The cartoon image of Prince Charles rubbing his hands with glee while chucking shopping bags stuffed full of banknotes into the back of his wine-powered Aston Martin like something out of the irreverent British comedy The Windsors is on the Royalist’s mind today.
The image follows the astonishing revelation that the heir to the throne was personally handed a suitcase containing €1m (just over $1.05m) by a politician representing a rich oil-producing Arab statelet.
“It was one of three lots of cash, totaling €3 million ($3.2m), which Prince Charles personally received from Sheikh Hamad bin Jassim bin Jaber Al Thani, the former prime minister of Qatar who is nicknamed ‘HBJ,’ between 2011 and 2015,” the London Sunday Times reports.
The story, described as “truly shocking” by a senior ethics official, will cement in many minds Charles’ reputation for financial indiscipline. While it may be a little too much to say it jeopardizes his succession, it certainly poses urgent and new questions about the judgement of the heir to the throne when it comes to money matters.
Late last year, Charles lost his key aide Michael Fawcett, who was forced to stand down from Charles’ foundation after it was revealed he arranged an honor for a billionaire Saudi donor, explicitly in return for donations. Charles denied any knowledge of the transactional arrangement but a reported police investigation into the matter has provided no answers, being discreet to the point of invisibility. Prince Harry pointedly accused his father of being involved in what he described as a “scandal” over the affair.
In the latest self-inflicted disaster to hit Charles, the Sunday Times has revealed that Sheikh Hamad bin Jassim bin Jaber Al Thani, personally gave Charles bags of cash on three separate occasions between 2011 and 2015.
On each occasion, HBJ is said to have given the prince €1 million in €500 notes—sometimes dubbed ‘bin Ladens’ because of their use by terrorist-linked organized crime gangs. One time the money was stuffed into plastic shopping bags from the luxury Chelsea grocer and department store Fortnum & Mason, which holds a royal charter from the prince. Another time the money was in a suitcase, and the third time it was in a holdall.

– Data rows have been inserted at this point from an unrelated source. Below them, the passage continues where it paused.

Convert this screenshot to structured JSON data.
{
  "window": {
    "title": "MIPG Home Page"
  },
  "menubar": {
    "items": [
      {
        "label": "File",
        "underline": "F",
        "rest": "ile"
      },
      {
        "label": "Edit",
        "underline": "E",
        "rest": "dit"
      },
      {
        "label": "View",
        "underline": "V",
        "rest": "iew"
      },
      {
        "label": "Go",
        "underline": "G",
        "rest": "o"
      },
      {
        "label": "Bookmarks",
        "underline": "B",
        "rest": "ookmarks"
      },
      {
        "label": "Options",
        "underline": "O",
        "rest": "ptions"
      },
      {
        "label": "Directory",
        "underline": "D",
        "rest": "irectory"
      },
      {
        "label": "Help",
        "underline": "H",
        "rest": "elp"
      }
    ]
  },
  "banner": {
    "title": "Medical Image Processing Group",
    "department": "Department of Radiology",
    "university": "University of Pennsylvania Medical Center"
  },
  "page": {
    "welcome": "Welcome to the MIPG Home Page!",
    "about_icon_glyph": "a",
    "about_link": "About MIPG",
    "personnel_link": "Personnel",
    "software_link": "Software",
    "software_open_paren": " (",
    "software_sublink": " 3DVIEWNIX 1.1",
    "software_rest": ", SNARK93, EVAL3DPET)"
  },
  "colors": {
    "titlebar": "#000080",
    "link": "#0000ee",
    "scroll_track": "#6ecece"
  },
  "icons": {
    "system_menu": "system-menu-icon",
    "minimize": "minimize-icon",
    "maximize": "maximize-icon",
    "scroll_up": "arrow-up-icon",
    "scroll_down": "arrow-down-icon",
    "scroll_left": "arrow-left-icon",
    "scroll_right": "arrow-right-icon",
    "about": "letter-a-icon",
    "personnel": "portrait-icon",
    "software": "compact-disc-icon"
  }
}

Clarence House insisted to the Times that it makes no difference that the money, which was deposited into an account at exclusive bankers Coutts, just happened to arrive in cash and that “all the correct processes were followed.”
However a source described as “one of Charles’s former advisers who handled some of the cash,” told the Sunday Times that “everyone felt very uncomfortable about the situation,” adding that the, “only thing we could do was to count the money and make a mutual record of what we’d done. And then call the bank.”
HBJ, a member of Qatar’s ruling al-Thani family, is a hugely controversial figure, with an estimated personal wealth of $12 billion, having served as Qatar’s prime minister between 2007 and 2013, during which time he cultivated close links with the U.K., which saw the country’s vast sovereign wealth fund invest in Harrods and the iconic London skyscraper the Shard.
Charles was believed to have used his influence to get the Qataris to pull out of the redevelopment of a high profile site in Chelsea called Chelsea Barracks. The High Court said Charles’s involvement in the matter was “unexpected and unwelcome.”
Sir Alistair Graham, former chairman of the committee on standards in public life, told the Sunday Times the revelations were “truly shocking,” saying: “I wouldn’t make a distinction between a politician and a member of the royal family. If the Qatari government wants to make a gift to his foundation, then there are proper ways to do these things rather than handling large sums of cash.”